Doyle AD, Wang FW, Matsumoto K, Yamada KM - J. Cell Biol. (2009)

Bottom Line: We use a novel micropatterning technique termed microphotopatterning (microPP) to identify functions for 1D fibrillar patterns in 3D cell migration.In striking contrast to 2D, cell migration in both 1D and 3D is rapid, uniaxial, independent of ECM ligand density, and dependent on myosin II contractility and microtubules (MTs). 1D and 3D migration are also characterized by an anterior MT bundle with a posterior centrosome.We propose that cells migrate rapidly through 3D fibrillar matrices by a 1D migratory mechanism not mimicked by 2D matrices.

View Article: PubMed Central - PubMed

Affiliation: Laboratory of Cell and Developmental Biology, National Institute of Dental and Craniofacial Research, National Institutes of Health, Bethesda, MD 20892, USA. adoyle@mail.nih.gov

ABSTRACT
Current concepts of cell migration were established in regular two-dimensional (2D) cell culture, but the roles of topography are poorly understood for cells migrating in an oriented 3D fibrillar extracellular matrix (ECM). We use a novel micropatterning technique termed microphotopatterning (microPP) to identify functions for 1D fibrillar patterns in 3D cell migration.
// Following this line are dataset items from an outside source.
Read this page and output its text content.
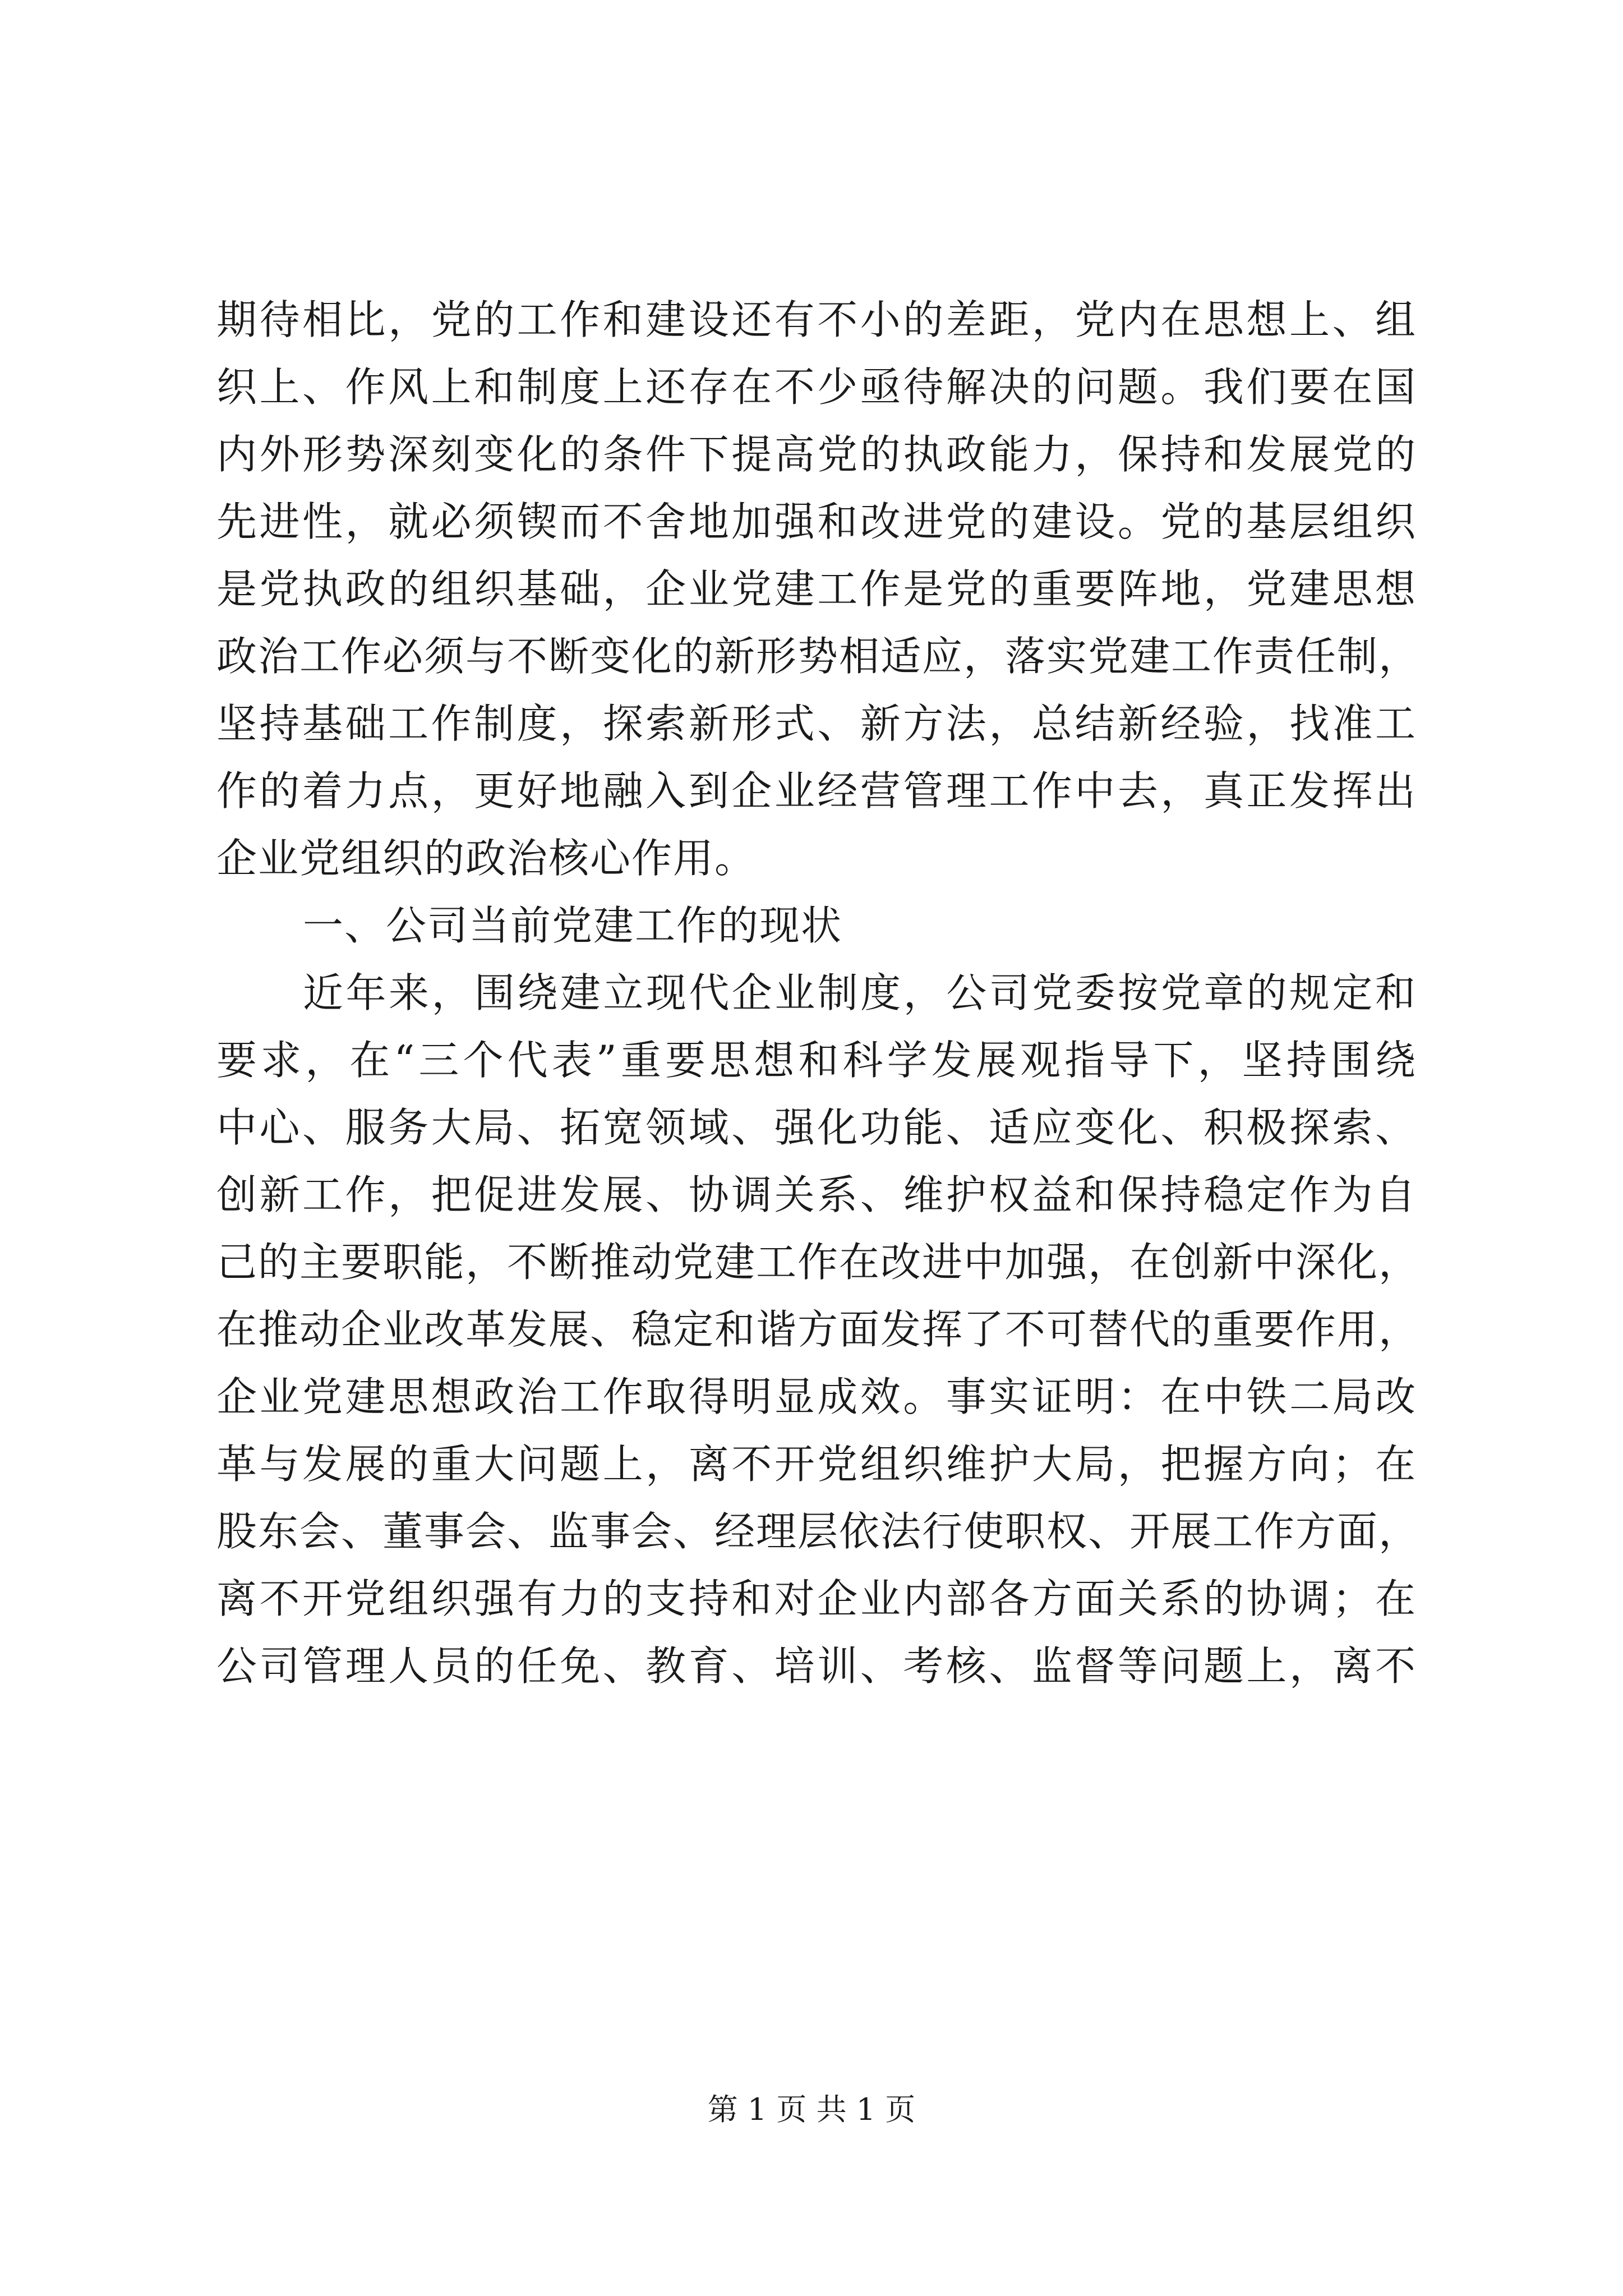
期待相比，党的工作和建设还有不小的差距，党内在思想上、组
织上、作风上和制度上还存在不少亟待解决的问题。我们要在国
内外形势深刻变化的条件下提高党的执政能力，保持和发展党的
先进性，就必须锲而不舍地加强和改进党的建设。党的基层组织
是党执政的组织基础，企业党建工作是党的重要阵地，党建思想
政治工作必须与不断变化的新形势相适应，落实党建工作责任制，
坚持基础工作制度，探索新形式、新方法，总结新经验，找准工
作的着力点，更好地融入到企业经营管理工作中去，真正发挥出
企业党组织的政治核心作用。
一、公司当前党建工作的现状
近年来，围绕建立现代企业制度，公司党委按党章的规定和
要求，在“三个代表”重要思想和科学发展观指导下，坚持围绕
中心、服务大局、拓宽领域、强化功能、适应变化、积极探索、
创新工作，把促进发展、协调关系、维护权益和保持稳定作为自
己的主要职能，不断推动党建工作在改进中加强，在创新中深化，
在推动企业改革发展、稳定和谐方面发挥了不可替代的重要作用，
企业党建思想政治工作取得明显成效。事实证明：在中铁二局改
革与发展的重大问题上，离不开党组织维护大局，把握方向；在
股东会、董事会、监事会、经理层依法行使职权、开展工作方面，
离不开党组织强有力的支持和对企业内部各方面关系的协调；在
公司管理人员的任免、教育、培训、考核、监督等问题上，离不
第 1 页 共 1 页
In striking contrast to 2D, cell migration in both 1D and 3D is rapid, uniaxial, independent of ECM ligand density, and dependent on myosin II contractility and microtubules (MTs). 1D and 3D migration are also characterized by an anterior MT bundle with a posterior centrosome. We propose that cells migrate rapidly through 3D fibrillar matrices by a 1D migratory mechanism not mimicked by 2D matrices.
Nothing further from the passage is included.